Visually, Mario Maker does nothing to push the Wii U technically, but it’s certainly not a bad-looking game. In fact, one of the appeals of the game is how crisp, clean and razor-sharp Nintendo has managed to make classic NES and SNES Mario graphics look on modern HD TVs. There’s also a slick charm to the game’s menus and interface. Mario Maker has a certain low-level visual cool going for it.
The slightly insane beauty of Super Mario Maker.
Ultimately, though, it’s the game’s audio that really stands out. Of course, Mario Maker contains all the Mario themes you’d expect, but Nintendo has created interesting, strange and sometimes slightly creepy remixes of these classic tunes for when you’re editing your level. A strange robotic voice will “sing” the name of whatever object you’re putting down, and putting down a bunch of blocks/coins/whatever at once will create a little song.

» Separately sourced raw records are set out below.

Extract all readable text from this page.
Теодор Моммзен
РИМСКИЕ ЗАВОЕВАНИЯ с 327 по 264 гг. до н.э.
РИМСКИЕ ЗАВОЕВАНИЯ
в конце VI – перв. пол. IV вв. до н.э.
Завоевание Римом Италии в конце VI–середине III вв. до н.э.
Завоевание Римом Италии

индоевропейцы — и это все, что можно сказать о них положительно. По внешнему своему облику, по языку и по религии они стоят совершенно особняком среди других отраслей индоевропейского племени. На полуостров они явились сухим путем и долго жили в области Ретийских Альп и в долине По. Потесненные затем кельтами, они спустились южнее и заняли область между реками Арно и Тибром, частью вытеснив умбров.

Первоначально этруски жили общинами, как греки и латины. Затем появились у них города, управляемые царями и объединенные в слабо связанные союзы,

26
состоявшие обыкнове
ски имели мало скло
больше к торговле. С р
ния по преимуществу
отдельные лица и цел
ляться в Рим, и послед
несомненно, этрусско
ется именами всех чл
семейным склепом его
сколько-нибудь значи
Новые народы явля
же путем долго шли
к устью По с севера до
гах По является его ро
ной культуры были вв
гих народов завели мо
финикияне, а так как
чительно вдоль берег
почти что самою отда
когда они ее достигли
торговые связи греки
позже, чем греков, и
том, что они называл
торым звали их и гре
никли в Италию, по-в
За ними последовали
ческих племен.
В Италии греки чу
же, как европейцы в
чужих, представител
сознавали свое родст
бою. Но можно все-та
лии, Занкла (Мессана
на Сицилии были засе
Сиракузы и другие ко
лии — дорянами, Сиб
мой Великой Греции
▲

The game is packed with these kind of audio cues, and they really help liven up what could have been a slightly dry experience.
Super Mario Maker is a straightforward level editor. You place objects, elements and enemies, test your level out and then share it online. Not particularly cutting edge. That said, Nintendo does include a few unique touches. Shaking most objects on-screen with your stylus will cause them to change forms, and a lot of objects can be combined in ways you might not expect. Want to put a cannon that shoots fire-chucking hammer brothers on top of a bouncy spring? Go for it. Want to unleash a squad of giant, flying Bowsers? Why are you asking me? Go do it! So, there is plenty of fresh ideas to be found in the fine details, even if the overall picture isn’t exactly groundbreaking.